With these words, award-winning Canadian documentary filmmaker Jennifer Baichal, along with husband and fellow filmmaker Nicholas de Pencier and renowned Canadian photographer Edward Burtynsky, captures the necessary role art plays in providing perspective on troubling issues, such as the indelible impact humankind is having on our planet.
Anthropocene is what we call the period of Earth’s history in which humans have had the greatest influence on Earth’s geology and ecosystems, frequently for the worse. It is appropriately the name of the Art Gallery of Ontario’s latest blockbuster exhibition, running now until January 6, 2019.
If you are or are planning to be in Toronto during that time it is worth your while going to see this show. Through Burtynsky’s instantly recognizable large and impossibly crisp photographs and murals, along with Baichal and de Pencier’s videos and excellent lighting by the AGO, we are given rare insight into parts of our planet rarely (if ever!) seen. The power of this exhibition lies in the contrast between the art’s beauty and the horror as you realize that what you’re viewing is frequently problematic - often devastating “technofossils” - from an environmental perspective. It’s not surprising that in the exit survey the most popular word to describe visitors’ feelings is “worried.” It’s a shame the AGO doesn’t capitalize on this concern by offering visitors an immediate and visceral way to take action in the form of a donation.

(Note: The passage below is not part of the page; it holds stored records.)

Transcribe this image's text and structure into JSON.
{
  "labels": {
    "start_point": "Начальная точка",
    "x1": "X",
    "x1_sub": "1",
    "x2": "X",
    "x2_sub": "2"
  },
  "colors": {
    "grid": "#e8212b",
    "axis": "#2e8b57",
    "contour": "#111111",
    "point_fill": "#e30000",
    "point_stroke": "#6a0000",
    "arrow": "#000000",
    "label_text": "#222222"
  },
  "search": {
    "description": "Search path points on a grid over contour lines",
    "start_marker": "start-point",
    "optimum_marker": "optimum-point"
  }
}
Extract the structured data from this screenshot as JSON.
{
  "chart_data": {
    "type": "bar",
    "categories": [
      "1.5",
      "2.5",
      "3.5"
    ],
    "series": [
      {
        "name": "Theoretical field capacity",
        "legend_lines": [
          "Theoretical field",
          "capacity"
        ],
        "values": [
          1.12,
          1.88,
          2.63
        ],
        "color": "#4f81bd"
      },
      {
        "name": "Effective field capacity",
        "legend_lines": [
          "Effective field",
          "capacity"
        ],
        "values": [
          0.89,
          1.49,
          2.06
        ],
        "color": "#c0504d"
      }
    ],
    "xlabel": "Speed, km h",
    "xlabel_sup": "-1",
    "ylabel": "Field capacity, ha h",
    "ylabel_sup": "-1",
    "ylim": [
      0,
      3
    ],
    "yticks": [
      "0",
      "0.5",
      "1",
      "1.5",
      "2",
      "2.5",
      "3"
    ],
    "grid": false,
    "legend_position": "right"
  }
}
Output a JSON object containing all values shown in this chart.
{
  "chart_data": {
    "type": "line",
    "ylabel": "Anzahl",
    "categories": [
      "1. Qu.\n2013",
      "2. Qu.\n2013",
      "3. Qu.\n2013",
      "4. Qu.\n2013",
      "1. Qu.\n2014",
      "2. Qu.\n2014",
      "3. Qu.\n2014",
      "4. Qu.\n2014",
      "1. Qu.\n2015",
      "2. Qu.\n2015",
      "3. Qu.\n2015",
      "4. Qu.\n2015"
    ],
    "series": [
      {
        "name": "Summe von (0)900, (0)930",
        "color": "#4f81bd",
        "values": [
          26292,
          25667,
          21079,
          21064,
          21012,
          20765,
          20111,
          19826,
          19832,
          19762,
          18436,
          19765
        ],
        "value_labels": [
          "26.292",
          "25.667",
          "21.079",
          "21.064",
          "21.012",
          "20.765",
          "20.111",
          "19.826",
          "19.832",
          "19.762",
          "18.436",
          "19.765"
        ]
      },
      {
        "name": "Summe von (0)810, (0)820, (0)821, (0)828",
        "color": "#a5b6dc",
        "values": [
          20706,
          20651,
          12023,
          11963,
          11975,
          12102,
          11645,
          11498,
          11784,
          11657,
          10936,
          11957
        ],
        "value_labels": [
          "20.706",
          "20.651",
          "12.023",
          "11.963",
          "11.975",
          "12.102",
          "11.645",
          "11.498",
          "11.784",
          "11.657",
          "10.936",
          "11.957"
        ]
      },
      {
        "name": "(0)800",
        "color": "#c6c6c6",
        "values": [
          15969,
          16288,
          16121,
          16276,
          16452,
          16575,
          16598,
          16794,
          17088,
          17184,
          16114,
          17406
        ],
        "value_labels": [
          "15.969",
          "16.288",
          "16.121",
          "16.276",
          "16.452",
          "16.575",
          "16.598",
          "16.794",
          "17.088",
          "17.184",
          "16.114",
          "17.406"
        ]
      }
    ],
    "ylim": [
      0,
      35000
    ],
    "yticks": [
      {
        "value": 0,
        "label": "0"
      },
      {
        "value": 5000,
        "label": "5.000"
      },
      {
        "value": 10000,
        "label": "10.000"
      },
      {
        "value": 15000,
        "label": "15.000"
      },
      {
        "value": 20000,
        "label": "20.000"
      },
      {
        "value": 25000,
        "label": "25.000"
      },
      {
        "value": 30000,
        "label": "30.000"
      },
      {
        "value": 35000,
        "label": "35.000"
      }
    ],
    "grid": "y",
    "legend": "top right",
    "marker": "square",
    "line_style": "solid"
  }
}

The exhibition includes augmented reality (AR) through the free AVARA app which can be downloaded in advance on your phone from the Apple App Store or Google Play, or accessed by one of the AGO’s provided tablets. Frustratingly, I was only able to get the app to work twice, and despite repeated efforts I was very disappointed it didn’t work on Big Lonely Doug in Galleria Italia, a tribute to a 226 foot tall Douglas Fir tree located in a clearcut in B.C.'s Gordon River Valley. (Around 39 feet in circumference, Big Lonely Doug is estimated to be about 1,000 years old.) On a more positive note, I was delighted to solve the mystery of the small Edward Burtynsky sculpture I had discovered back in June 2017 at (of all places!) Toronto’s Galleria Mall: it was a model of the Kenyan government’s elephant tusk pyre, as featured in Anthropocene.
It’s hard to be unmoved. Whether it’s an aerial shot of the 20-million inhabitant Lagos, a video of coral dying, copper mines that look like decaying gilded frames, dazzling-yet-perilous emerald green lithium mines, or a walk through a colossal garbage dump outside Nairobi, you won’t be able to unsee what we’re doing to the planet (and you may never think of Florida in the same way again.) The AGO is also hosting a number of supporting events, and there is even an Anthropocene podcast.
Go see this show.
And if you’ve read this far, thank you. A donation has been made on your behalf to Environmental Defence.